Main finding: Cosine similarity alone is not a great proxy for late layers, as residual stream norms increase. The authors propose parameter folding, which effectively addresses this problem for JumpReLU SAEs. Current work relies on cosine similarity, and I am convinced the field should adopt this proposed technique.

缺点

Critiques that can be addressed in this paper

  • I am unsure whether the original hypothesis of permutation is answered. The term "matching" implies a binary measure of whether a feature mapping is true or false. This might require the introduction of a cutoff threshold, or applying a clustering technique. Otherwise, the framing of similarity measures might be clearer than permutation. I'm curious about the authors' opinion on whether there is a binary criterion for whether features do/don't match.
  • To quantify the fraction of "true matches," the MSE over all features is too coarse; only the matching score distribution provides a clear picture of which fraction of features are "well enough" matches.
  • Line 315: "...unfolded matching showed higher MSE in the scale of hidden state representations, supporting behaviour described with Hypothesis 2." Comment: This is not true for benc MSE.
  • I'm unsure about the statistical significance of the LLM evaluation. I understand that 100 out of 16k (<0.1%) SAE latents (aka features) were chosen. Did the authors choose these features at random? Increasing the number of SAE features would increase the significance of their findings. Using an LLM to judge the coherence of max activating examples of features would be an insightful additional metric that would track the suspected polysemanticity in early layers.
  • I do not agree that Figure 7 right reflects the findings in Figure 7 left, where the matching score suddenly increases at layer 10.
  • The quantification of "too far apart" in Hypothesis 3 would be a useful improvement.

Further suggestions (that can be addressed in future work)

How does the mechanistic permutability transfer to other SAE architectures? The only difference will be adapting scaling factors defined in Equation 4. It would be great to provide a generalized definition of parameter folding for all SAE architectures.

问题

Questions

  • I'm curious about the takeaways of the experimental results from Section 5. How do I interpret a scale of ∆L about 1? Do the authors believe their results indicate that layers between 10 and 20 can be collectively pruned with the SAE matching method?
  • I'd be interested in a discussion of why encoder matching performs worse than decoder matching.

Further notes

  • Line 154: Repetition of meaning in two following sentences.
  • Why is Hypothesis 2 formatted as a hypothesis? It seems like a definition of a method to me.
  • Line 234: Calling "average ℓ0" a regularization coefficient is misleading; calling it (average) sparsity is clearer.
  • Line 235: Do the authors refer to Equation 3 when mentioning MSE? A reference of that equation or a different naming would be useful, since MSE is often used for the reconstruction loss in the context of SAEs. I- 'm very curious how these results compare to findings with crosscoders (https://transformer-circuits.pub/2024/crosscoders/index.html). Matched features might share decoder vectors of a single crosscoder feature.
  • Section 5.3: Gurnee operates on MLP neurons, which are not incentivized to be sparse. I expect SAE features to be (more) monosemantic, so Gurnee's results ideally shouldn't apply to SAE features.
  • I'd be curious about a deeper investigation of the sharp increase in semantic feature similarity in Figure 4 left.
评论

Thank you for your valuable review and for highlighting the importance of our proposed method.
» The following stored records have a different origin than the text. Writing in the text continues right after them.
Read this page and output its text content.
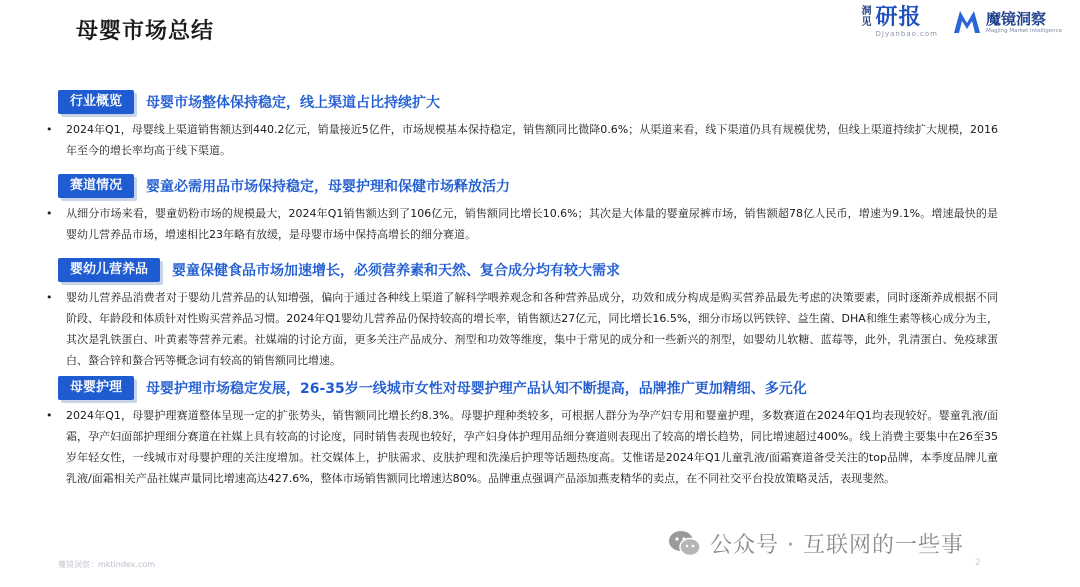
母婴市场总结
洞见 研报
DJyanbao.com
魔镜洞察
Magjing Market Intelligence
行业概览	母婴市场整体保持稳定，线上渠道占比持续扩大
•	2024年Q1，母婴线上渠道销售额达到440.2亿元，销量接近5亿件，市场规模基本保持稳定，销售额同比微降0.6%；从渠道来看，线下渠道仍具有规模优势，但线上渠道持续扩大规模，2016年至今的增长率均高于线下渠道。
赛道情况	婴童必需用品市场保持稳定，母婴护理和保健市场释放活力
•	从细分市场来看，婴童奶粉市场的规模最大，2024年Q1销售额达到了106亿元，销售额同比增长10.6%；其次是大体量的婴童尿裤市场，销售额超78亿人民币，增速为9.1%。增速最快的是婴幼儿营养品市场，增速相比23年略有放缓，是母婴市场中保持高增长的细分赛道。
婴幼儿营养品	婴童保健食品市场加速增长，必须营养素和天然、复合成分均有较大需求
•	婴幼儿营养品消费者对于婴幼儿营养品的认知增强，偏向于通过各种线上渠道了解科学喂养观念和各种营养品成分，功效和成分构成是购买营养品最先考虑的决策要素，同时逐渐养成根据不同阶段、年龄段和体质针对性购买营养品习惯。2024年Q1婴幼儿营养品仍保持较高的增长率，销售额达27亿元，同比增长16.5%，细分市场以钙铁锌、益生菌、DHA和维生素等核心成分为主，其次是乳铁蛋白、叶黄素等营养元素。社媒端的讨论方面，更多关注产品成分、剂型和功效等维度，集中于常见的成分和一些新兴的剂型，如婴幼儿软糖、蓝莓等，此外，乳清蛋白、免疫球蛋白、螯合锌和螯合钙等概念词有较高的销售额同比增速。
母婴护理	母婴护理市场稳定发展，26-35岁一线城市女性对母婴护理产品认知不断提高，品牌推广更加精细、多元化
•	2024年Q1，母婴护理赛道整体呈现一定的扩张势头，销售额同比增长约8.3%。母婴护理种类较多，可根据人群分为孕产妇专用和婴童护理，多数赛道在2024年Q1均表现较好。婴童乳液/面霜，孕产妇面部护理细分赛道在社媒上具有较高的讨论度，同时销售表现也较好，孕产妇身体护理用品细分赛道则表现出了较高的增长趋势，同比增速超过400%。线上消费主要集中在26至35岁年轻女性，一线城市对母婴护理的关注度增加。社交媒体上，护肤需求、皮肤护理和洗澡后护理等话题热度高。艾惟诺是2024年Q1儿童乳液/面霜赛道备受关注的top品牌，本季度品牌儿童乳液/面霜相关产品社媒声量同比增速高达427.6%，整体市场销售额同比增速达80%。品牌重点强调产品添加燕麦精华的卖点，在不同社交平台投放策略灵活，表现斐然。
魔镜洞察：mktindex.com	2
公众号 · 互联网的一些事
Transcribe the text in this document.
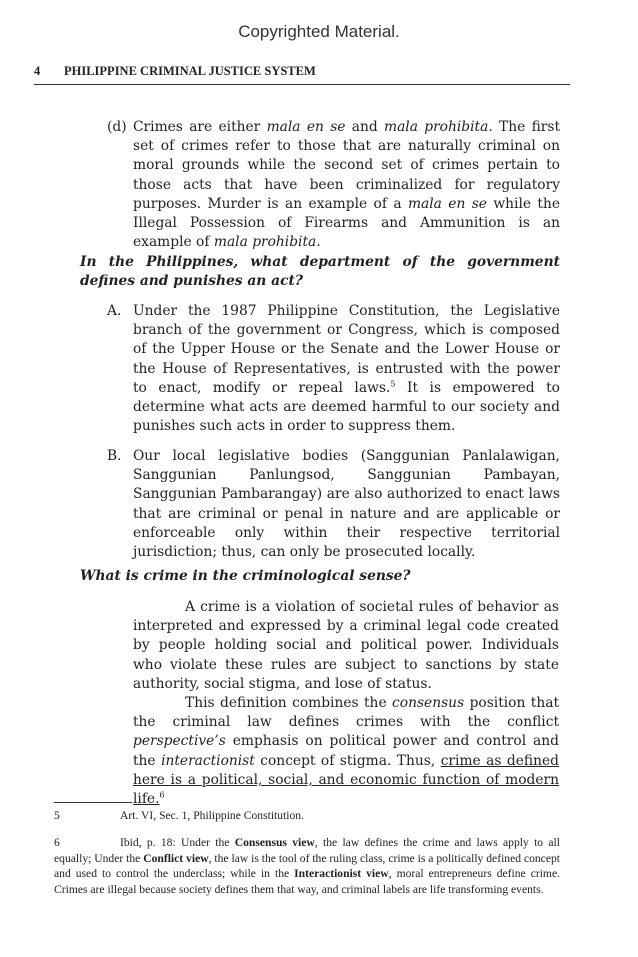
Copyrighted Material.
4 PHILIPPINE CRIMINAL JUSTICE SYSTEM
(d) Crimes are either mala en se and mala prohibita. The first set of crimes refer to those that are naturally criminal on moral grounds while the second set of crimes pertain to those acts that have been criminalized for regulatory purposes. Murder is an example of a mala en se while the Illegal Possession of Firearms and Ammunition is an example of mala prohibita.
In the Philippines, what department of the government defines and punishes an act?
A. Under the 1987 Philippine Constitution, the Legislative branch of the government or Congress, which is composed of the Upper House or the Senate and the Lower House or the House of Representatives, is entrusted with the power to enact, modify or repeal laws.$^5$ It is empowered to determine what acts are deemed harmful to our society and punishes such acts in order to suppress them.
B. Our local legislative bodies (Sanggunian Panlalawigan, Sanggunian Panlungsod, Sanggunian Pambayan, Sanggunian Pambarangay) are also authorized to enact laws that are criminal or penal in nature and are applicable or enforceable only within their respective territorial jurisdiction; thus, can only be prosecuted locally.
What is crime in the criminological sense?
A crime is a violation of societal rules of behavior as interpreted and expressed by a criminal legal code created by people holding social and political power. Individuals who violate these rules are subject to sanctions by state authority, social stigma, and lose of status.
This definition combines the consensus position that the criminal law defines crimes with the conflict perspective’s emphasis on political power and control and the interactionist concept of stigma. Thus, crime as defined here is a political, social, and economic function of modern life.$^6$
5	Art. VI, Sec. 1, Philippine Constitution.
6	Ibid, p. 18: Under the Consensus view, the law defines the crime and laws apply to all equally; Under the Conflict view, the law is the tool of the ruling class, crime is a politically defined concept and used to control the underclass; while in the Interactionist view, moral entrepreneurs define crime. Crimes are illegal because society defines them that way, and criminal labels are life transforming events.
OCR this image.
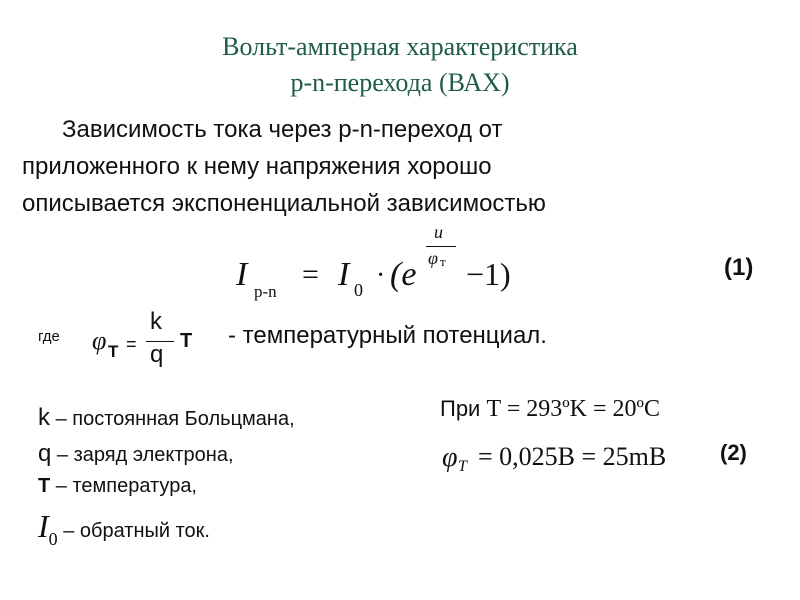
Вольт-амперная характеристика
p-n-перехода (ВАХ)
Зависимость тока через p-n-переход от
приложенного к нему напряжения хорошо
описывается экспоненциальной зависимостью
I p-n
= I 0 · (e
u
φ т −1)	(1)
где φ T =
k
q T - температурный потенциал.
k – постоянная Больцмана,
q – заряд электрона,
T – температура,
I0 – обратный ток.
При T = 293ºK = 20ºC
φ T = 0,025B = 25mB (2)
Q: I am unsure whether the original hypothesis of permutation is answered. The term "matching" implies a binary measure of whether a feature mapping is true or false. This might require the introduction of a cutoff threshold, or applying a clustering technique.

A: Thank you for your question. We have added results incorporating thresholds to address this concern. Please refer to Appendix B in the rebuttal revision for details.

Q: To quantify the fraction of "true matches," the MSE over all features is too coarse; only the matching score distribution provides a clear picture of which fraction of features are "well enough" matches.

A: Thank you for pointing this out. Building on the results from the previous question, we believe that the MSE can serve as a threshold for matching, offering insights into the number of unmatched features.

Q: Line 315: "...unfolded matching showed higher MSE in the scale of hidden state representations, supporting behaviour described with Hypothesis 2." Comment: This is not true for benc MSE.

A: Thank you for your observation. In our latest revision, we have rewritten this section. Hypothesis 2 has been reformulated as "folding improves matching," which is clearly demonstrated in Figure 4. Additionally, the newly added Figure 11 shows that matching without folding results in lower explainable variance, further highlighting that folding improves quality.

Q: I'm unsure about the statistical significance of the LLM evaluation.

A: Thank you for raising this concern. Our LLM evaluation was not designed to provide statistically significant results but rather to offer a human-understandable assessment of a small subset of features. Nonetheless, the evaluations of delta loss and explainable variance exhibit consistent patterns, supporting the overall evaluation.

Q: I do not agree that Figure 7 right reflects the findings in Figure 7 left, where the matching score suddenly increases at layer 10.

A: Thank you for your feedback. The figures you mention actually evaluate different metrics—the left shows GPT-Score, and the right shows Matching Score. While they are not guaranteed to align perfectly, they do exhibit similar patterns.

Q: The quantification of "too far apart" in Hypothesis 3 would be a useful improvement.

A: Thank you for the suggestion. We have rewritten this section to provide a clearer quantification of "too far apart" in Hypothesis 3.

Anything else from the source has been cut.